Month: April 2021

216144-45-5, 4-(4-Methylpiperazin-1-yl)benzylamine is a piperazines compound, ?involved in a variety of chemical synthesis. Rlated chemical reaction is continuously updated

The solution of compound 5 (150 mg, 0.58 mmol), 4-(4-Methylpiperazino)benzylamine (118 mg, 0.58 mmol) and DIPEA (0.15 ml, 0.86 mmol) DMSO (3.5 mL) was stirred at 105 C. for 2 hours. TLC was checked and the starting material was consumed. The reaction mixture was added to half-saturated ammonium chloride in water (80 mL) and stirred for 30 min, then cooled with ice bath. The solids were collected by filtration, washed by water. The crude product was purified by column chromatography (0-10% MeOH in DCM) to give the product compound 29 as yellow solids. (98 mg, 39% yield). 1H NMR (400 MHz, DMSO-d6) delta 12.10 (br, 1H), 10.67 (s, 1H), 8.34 (s, 1H), 8.28 (s, 1H), 7.20 (d, J=8.8 Hz, 2H), 6.90 (d, J=8.8 Hz, 2H), 5.69 (s, 1H), 4.67 (d, J=5.6 Hz, 2H), 3.10 (m, 4H), 2.43 (m, 4H), 2.21 (s, 3H), 1.98 (m, 1H), 0.98 (m, 2H), 0.79 (m, 2H); ESI-MS: calcd for (C23H27N9) 429, found 452 (MNa+).

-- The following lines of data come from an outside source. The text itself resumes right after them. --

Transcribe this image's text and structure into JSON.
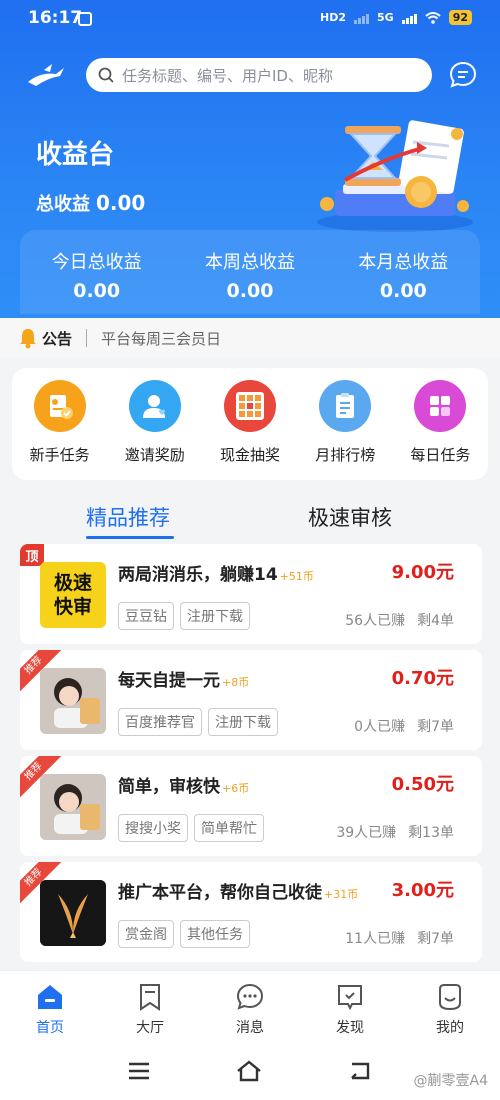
{
  "status": {
    "time": "16:17",
    "hd": "HD2",
    "net": "5G",
    "battery": "92"
  },
  "search": {
    "placeholder": "任务标题、编号、用户ID、昵称"
  },
  "hero": {
    "title": "收益台",
    "total_label": "总收益",
    "total_value": "0.00"
  },
  "stats": [
    {
      "label": "今日总收益",
      "value": "0.00"
    },
    {
      "label": "本周总收益",
      "value": "0.00"
    },
    {
      "label": "本月总收益",
      "value": "0.00"
    }
  ],
  "notice": {
    "tag": "公告",
    "text": "平台每周三会员日"
  },
  "quick": [
    {
      "label": "新手任务",
      "icon": "newbie-task-icon",
      "color": "#f6a21a"
    },
    {
      "label": "邀请奖励",
      "icon": "invite-user-icon",
      "color": "#35a7f2"
    },
    {
      "label": "现金抽奖",
      "icon": "lottery-icon",
      "color": "#e8483c"
    },
    {
      "label": "月排行榜",
      "icon": "ranking-icon",
      "color": "#5aa8f0"
    },
    {
      "label": "每日任务",
      "icon": "daily-task-icon",
      "color": "#d94bd6"
    }
  ],
  "tabs": [
    "精品推荐",
    "极速审核"
  ],
  "tasks": [
    {
      "badge": "顶",
      "title": "两局消消乐，躺赚14",
      "bonus": "+51币",
      "price": "9.00元",
      "chips": [
        "豆豆钻",
        "注册下载"
      ],
      "earned": "56人已赚",
      "left": "剩4单",
      "thumb_text": [
        "极速",
        "快审"
      ]
    },
    {
      "badge": "推荐",
      "title": "每天自提一元",
      "bonus": "+8币",
      "price": "0.70元",
      "chips": [
        "百度推荐官",
        "注册下载"
      ],
      "earned": "0人已赚",
      "left": "剩7单"
    },
    {
      "badge": "推荐",
      "title": "简单，审核快",
      "bonus": "+6币",
      "price": "0.50元",
      "chips": [
        "搜搜小奖",
        "简单帮忙"
      ],
      "earned": "39人已赚",
      "left": "剩13单"
    },
    {
      "badge": "推荐",
      "title": "推广本平台，帮你自己收徒",
      "bonus": "+31币",
      "price": "3.00元",
      "chips": [
        "赏金阁",
        "其他任务"
      ],
      "earned": "11人已赚",
      "left": "剩7单"
    }
  ],
  "nav": [
    "首页",
    "大厅",
    "消息",
    "发现",
    "我的"
  ],
  "watermark": "@蒯零壹A4"
}
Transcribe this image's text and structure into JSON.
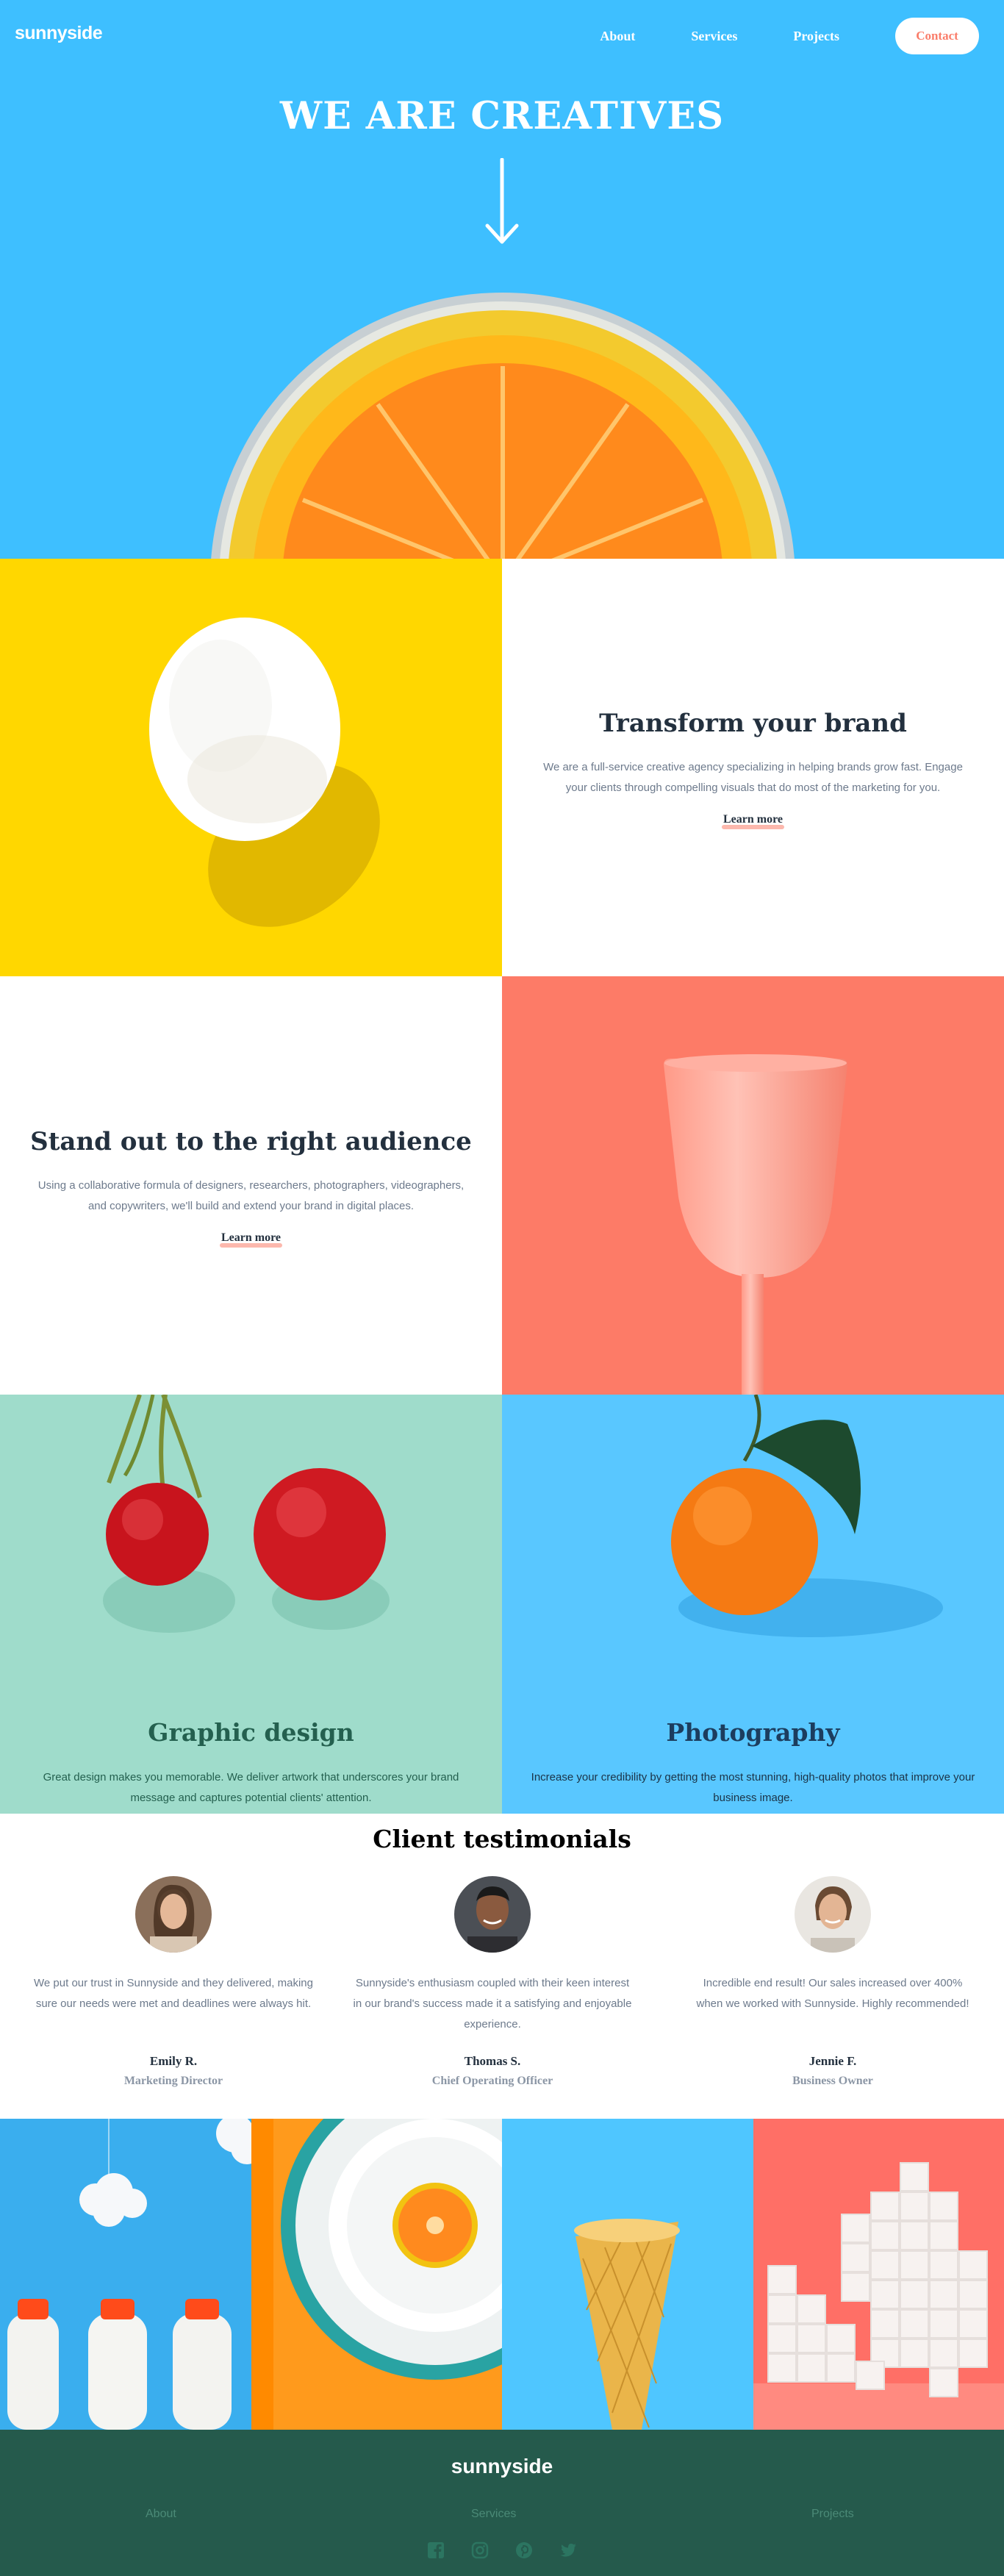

216144-45-5, 216144-45-5 4-(4-Methylpiperazin-1-yl)benzylamine 2776493, apiperazines compound, is more and more widely used in various fields.

Reference£º
Patent; NantBio, Inc.; Tao, Chunlin; Wang, Qinwei; Asad, Sharif; Weingarten, Paul; Ci, Sherry; US2018/346450; (2018); A1;,
Piperazine – Wikipedia
Piperazines – an overview | ScienceDirect Topics

13754-38-6, 1-Benzoylpiperazine is a piperazines compound, ?involved in a variety of chemical synthesis. Rlated chemical reaction is continuously updated

13754-38-6, General procedure: To a mixture of 1-benzoylpiperazine (1.0 eq) and potassium carbonate (2.0 eq) in dimethylformamide was added dropwise a solution of the corresponding substituted 9-bromo-9H-fluorene (1.0 eq) in dimethylformamide (The synthesis of 9-bromo-9H-fluorene derivatives is reported in supporting information). After stirring for 24 h at room temperature, solvent was removed and the crude residue was dissolved in diethyl ether, washed with brine, dried over magnesium sulfate,filtered and concentrated under vacuum. The residue was purified by flash chromatography as indicated in each case to afford the title compound. Reagents: 1-Benzoylpiperazine (0.08 mmol, 15 mg), potassium carbonate (0.15 mmol, 20 mg) and 9-bromo-3-hexyl-9H-fluorene (0.08 mmol, 25 mg). The crude product was purified by flash chromatography (isocratic, petroleum ether/ethyl acetate 70/30 in 15 min) to afford a yellow oil (18 mg, 56%). TLC Rf: 0.11 (petroleum ether/ethyl acetate 80/20). IR (cm-1): 630, 674, 697, 708, 739, 768, 787, 1001, 1015, 1142, 1155, 1255, 1277, 1301, 1424, 1447, 1633, 2854, 2925. HPLC: method 2, rt = 2.56 min, purity 97%. 1H NMR (300 MHz, CDCl3) delta (ppm): 0.85-1.00 (m, 3H); 1.29-1.48 (m, 6H); 1.62-1.77 (m, 2H); 2.46 (s, 2H); 2.72 (t, J = 7.5 Hz, 2H); 2.86 (s, 2H); 3.38 (s, 2H); 3.82 (s, 2H); 4.87 (s, 1H); 7.15 (dd, J = 1.5 Hz, 7.5 Hz, 1H); 7.32 (td, J = 1.5 Hz, 7.5 Hz, 1H); 7.35-7.48 (m, 6H); 7.53 (s, 1H); 7.55 (d, J = 5.4 Hz, 1H), 7.64 (d, J = 7.5 Hz, 1H); 7.70 (d, J = 7.5 Hz, 1H). 13C NMR (75 MHz, CDCl3) delta (ppm): 14.1 (CH3); 22.6 (CH2); 29.1 (CH2); 31.7 (CH2); 31.8 (CH2); 36.1 (CH2); 43.0 (CH2); 48.4 (CH2); 48.8 (CH2); 49.5 (CH2); 69.7 (CH); 119.7 (CH); 119.8 (CH); 125.6 (CH); 125.9 (CH); 127.0 (CH); 127.1 (2 * CH); 127.5 (CH); 128.2 (CH); 128.4 (2 * CH); 129.6 (CH); 135.9 (C); 140.7 (C); 141.1 (C); 141.2 (C); 143.3 (C); 143.8 (C); 170.3 (C). MS (DCI/CH4) m/z: 438.26 [M+H+], 249.16 [M-188]. HRMS (DCI/CH4): for C30H34N2O [M+H+]: calcd: 438.2671; found: 438.2674.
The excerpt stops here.